Stephen Marks, a member of the fringe, pro-Corbyn Jewish Voice for Labour group, was one of six candidates on a left-wing slate, agreed by Momentum and Campaign for Labour Party Democracy (CLPD), to have won places on Labour’s national constitutional committee (NCC).

The NCC deals with disciplinary cases involving Labour members, including ones relating to allegations of Jew-hate.

After his election, the Board of Deputies called Mr Marks an "antisemitism denier".

Momentum had confirmed it would support Mr Marks as a candidate – despite earlier claims that its founder Jon Lansman would block the endorsement of the JVL activist.

Mr Marks shared a petition in support of David Watson, who was suspended from the party in 2016, after the JC reported he allegedly shared claims on Facebook that Isis had used weapons made in Israel, comparing Mossad with the Nazis and accusing Israel of genocide against the Palestinians.

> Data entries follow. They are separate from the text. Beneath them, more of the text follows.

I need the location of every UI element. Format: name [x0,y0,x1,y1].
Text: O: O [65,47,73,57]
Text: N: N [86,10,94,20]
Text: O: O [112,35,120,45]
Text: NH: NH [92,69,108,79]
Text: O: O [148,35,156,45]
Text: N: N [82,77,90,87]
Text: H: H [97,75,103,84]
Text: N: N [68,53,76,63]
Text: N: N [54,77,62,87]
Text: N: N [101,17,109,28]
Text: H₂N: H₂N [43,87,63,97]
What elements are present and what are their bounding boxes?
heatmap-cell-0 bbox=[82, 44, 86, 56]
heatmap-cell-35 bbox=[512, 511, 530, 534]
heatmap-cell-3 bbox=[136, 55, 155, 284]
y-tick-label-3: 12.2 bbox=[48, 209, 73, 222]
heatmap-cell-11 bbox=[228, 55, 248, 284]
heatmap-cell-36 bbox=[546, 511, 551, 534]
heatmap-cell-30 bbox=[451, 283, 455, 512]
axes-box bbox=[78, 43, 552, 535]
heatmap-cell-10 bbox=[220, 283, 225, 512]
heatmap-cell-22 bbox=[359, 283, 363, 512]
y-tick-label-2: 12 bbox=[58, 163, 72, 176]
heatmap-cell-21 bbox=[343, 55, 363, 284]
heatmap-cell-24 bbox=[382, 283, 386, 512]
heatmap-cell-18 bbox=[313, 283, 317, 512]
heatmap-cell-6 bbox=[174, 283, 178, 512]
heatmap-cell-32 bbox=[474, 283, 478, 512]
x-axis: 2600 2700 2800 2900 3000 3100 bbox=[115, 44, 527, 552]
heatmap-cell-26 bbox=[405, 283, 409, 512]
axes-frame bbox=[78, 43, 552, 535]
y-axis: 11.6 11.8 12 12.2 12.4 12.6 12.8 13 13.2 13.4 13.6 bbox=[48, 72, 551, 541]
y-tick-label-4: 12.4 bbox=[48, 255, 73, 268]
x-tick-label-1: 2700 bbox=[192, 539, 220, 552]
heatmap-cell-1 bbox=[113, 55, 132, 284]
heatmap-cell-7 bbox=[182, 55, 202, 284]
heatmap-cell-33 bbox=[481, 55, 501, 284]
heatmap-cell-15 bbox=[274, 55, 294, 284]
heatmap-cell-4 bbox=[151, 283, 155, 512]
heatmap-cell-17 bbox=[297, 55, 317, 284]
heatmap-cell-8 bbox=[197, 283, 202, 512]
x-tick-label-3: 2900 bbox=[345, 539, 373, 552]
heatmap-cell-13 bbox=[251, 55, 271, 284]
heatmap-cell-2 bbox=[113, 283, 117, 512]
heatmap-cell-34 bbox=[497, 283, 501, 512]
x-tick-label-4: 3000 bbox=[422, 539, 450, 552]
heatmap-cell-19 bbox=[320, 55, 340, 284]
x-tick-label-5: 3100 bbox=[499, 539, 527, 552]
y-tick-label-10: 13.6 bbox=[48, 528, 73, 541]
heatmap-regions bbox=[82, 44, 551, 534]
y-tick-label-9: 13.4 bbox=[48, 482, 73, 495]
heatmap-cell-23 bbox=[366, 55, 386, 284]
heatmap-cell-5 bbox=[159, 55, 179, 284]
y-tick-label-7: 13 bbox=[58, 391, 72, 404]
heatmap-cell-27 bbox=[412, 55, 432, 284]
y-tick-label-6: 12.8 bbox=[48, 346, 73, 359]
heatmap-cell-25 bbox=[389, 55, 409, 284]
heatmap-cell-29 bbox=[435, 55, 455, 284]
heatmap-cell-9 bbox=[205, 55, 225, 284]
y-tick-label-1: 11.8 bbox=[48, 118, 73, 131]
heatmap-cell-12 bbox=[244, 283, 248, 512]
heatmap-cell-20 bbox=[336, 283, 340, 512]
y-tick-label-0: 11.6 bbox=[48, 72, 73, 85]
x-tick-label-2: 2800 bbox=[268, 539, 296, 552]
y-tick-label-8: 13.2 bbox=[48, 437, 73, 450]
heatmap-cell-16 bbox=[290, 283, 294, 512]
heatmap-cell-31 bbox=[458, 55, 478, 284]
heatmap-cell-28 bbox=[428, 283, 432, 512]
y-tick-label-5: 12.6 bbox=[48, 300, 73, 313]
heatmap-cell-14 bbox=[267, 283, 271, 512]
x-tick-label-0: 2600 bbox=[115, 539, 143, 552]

As reported by the Red Roar blog, Mr Marks shared the petition, saying: “It is cases like this which ‘bring the party into disrepute’. Those responsible are the ones who should be suspended!”

According to minutes of a meeting of Momentum's Oxford branch, Mr Marks, who once accused the Board of Deputies of being behind “imagined” claims of antisemitism in Labour, wrote a letter in support of suspended Labour activist Jackie Walker.

Ms Walker was first suspended from Labour in early 2016 after saying that “many prominent Jews were chief financiers of the slave trade”.

Her suspension was lifted only for her to be suspended again later that year after she said she had not found a definition of antisemitism she could work with and that Holocaust Memorial Day was not wide-ranging in including other genocides.

Miriam Mirwitch, chair of Young Labour and a member of the Jewish Labour Movement, said electing Mr Marks was not the way to "win back the trust of the Jewish community."

Board of Deputies Vice President Amanda Bowman said the election of Mr Marks "seems to be part of a concerted effort to make Labour’s disciplinary process less and less credible and more and more open to claims of partiality and corruption."

She said: "At a time when there should be attempts to restore confidence, we are increasingly forced to conclude that we should have no confidence in Labour’s disciplinary process, and that we will have to increasingly look outside the party for justice on antisemitism.”